The Norwich cropper is one of the more extreme breeds.
And the Holle cropper takes the group standard in an entirely different direction.
Just like dogs and cats, ornamental/”pet” pigeons are prone to a lot of problems and complications because of their deformities.
They’re incredibly hardy birds, and I would expect that most of the birds that I posted (which would have conformed to late-19th century breed standards) to be able to function at least decently. Some of them would have trouble, but not the trouble we run into today.
Today, many of the “short-faced” breeds have beaks so short they can’t even feed their own young, which have to be hand-raised. The classes with feathered feet have such extensive feathering that ulceration is common when an owner assumes that the bird only needs as much care as a normal pigeon (they need to be cleaned and too-long feathers must be clipped…the latter of which is something show pigeons rarely have done). The exhibition fantails can hardly fly, and both the fantail and frillback birds lack protection from cold and water.
There’s far too much extremism in physical form going on today, but as breeds like the Archangel (below) show, you can be freaking *amazing* looking without being completely deformed. Just like today’s “show-quality” french bulldogs, basset hounds, and shar-peis are a far cry from the lovely form they were 100 years ago, pigeons have likewise been modified.
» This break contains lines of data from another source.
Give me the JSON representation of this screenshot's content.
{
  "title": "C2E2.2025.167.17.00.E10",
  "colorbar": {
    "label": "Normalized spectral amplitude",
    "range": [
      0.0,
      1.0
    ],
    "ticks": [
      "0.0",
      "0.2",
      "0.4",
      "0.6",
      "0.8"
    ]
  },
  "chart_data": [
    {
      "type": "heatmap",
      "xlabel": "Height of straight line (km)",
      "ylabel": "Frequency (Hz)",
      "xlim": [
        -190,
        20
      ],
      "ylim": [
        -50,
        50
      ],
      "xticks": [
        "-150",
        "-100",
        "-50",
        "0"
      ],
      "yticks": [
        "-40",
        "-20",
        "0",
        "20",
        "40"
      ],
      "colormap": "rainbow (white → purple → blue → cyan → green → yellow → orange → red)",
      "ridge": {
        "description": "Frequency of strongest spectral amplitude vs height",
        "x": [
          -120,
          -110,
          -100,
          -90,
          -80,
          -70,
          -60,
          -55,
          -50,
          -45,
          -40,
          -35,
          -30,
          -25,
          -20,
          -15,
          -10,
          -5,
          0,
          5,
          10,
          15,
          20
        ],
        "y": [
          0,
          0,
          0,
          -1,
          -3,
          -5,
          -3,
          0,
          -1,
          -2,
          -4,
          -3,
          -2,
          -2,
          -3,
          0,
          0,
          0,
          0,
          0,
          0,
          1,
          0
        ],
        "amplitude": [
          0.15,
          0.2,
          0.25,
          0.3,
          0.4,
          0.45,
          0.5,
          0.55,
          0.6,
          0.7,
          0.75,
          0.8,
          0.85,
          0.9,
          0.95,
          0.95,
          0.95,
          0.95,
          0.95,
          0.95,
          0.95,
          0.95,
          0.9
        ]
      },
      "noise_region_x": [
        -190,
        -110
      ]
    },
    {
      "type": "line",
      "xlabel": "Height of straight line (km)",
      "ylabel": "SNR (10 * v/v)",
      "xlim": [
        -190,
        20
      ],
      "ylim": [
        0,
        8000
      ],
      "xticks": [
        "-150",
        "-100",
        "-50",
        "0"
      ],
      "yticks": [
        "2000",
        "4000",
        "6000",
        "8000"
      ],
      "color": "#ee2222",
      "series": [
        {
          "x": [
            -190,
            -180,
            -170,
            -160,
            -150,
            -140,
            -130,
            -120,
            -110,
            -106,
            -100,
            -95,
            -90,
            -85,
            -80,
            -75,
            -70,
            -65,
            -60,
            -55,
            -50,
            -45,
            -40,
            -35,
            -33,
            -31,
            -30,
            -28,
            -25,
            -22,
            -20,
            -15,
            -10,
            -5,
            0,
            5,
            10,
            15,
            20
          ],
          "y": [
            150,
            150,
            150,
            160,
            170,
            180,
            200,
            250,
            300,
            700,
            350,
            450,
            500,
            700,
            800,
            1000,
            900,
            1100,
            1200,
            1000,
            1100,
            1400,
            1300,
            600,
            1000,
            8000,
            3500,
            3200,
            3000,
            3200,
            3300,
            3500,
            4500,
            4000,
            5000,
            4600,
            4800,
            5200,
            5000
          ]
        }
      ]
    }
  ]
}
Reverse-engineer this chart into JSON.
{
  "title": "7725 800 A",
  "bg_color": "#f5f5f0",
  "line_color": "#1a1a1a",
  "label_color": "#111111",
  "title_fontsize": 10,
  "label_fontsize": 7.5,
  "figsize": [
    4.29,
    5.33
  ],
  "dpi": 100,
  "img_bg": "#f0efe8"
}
There are many lovely pigeon breeds, and a couple organizations that seek to bring very cool-looking breeds back to their “original” breed standard, so that they can survive as a happy and healthy pigeon, in a normal dovecote. But some are just way too crazy about accentuating and pushing the extremest, most-crazy-looking birds out there.
Pigeons are cool birds. They have taken well to domestication (and it’s posited that, like cats, they “domesticated” themselves, because of the benefit to their own kind). We don’t need to make complete freaks out of already-fascinating creatures.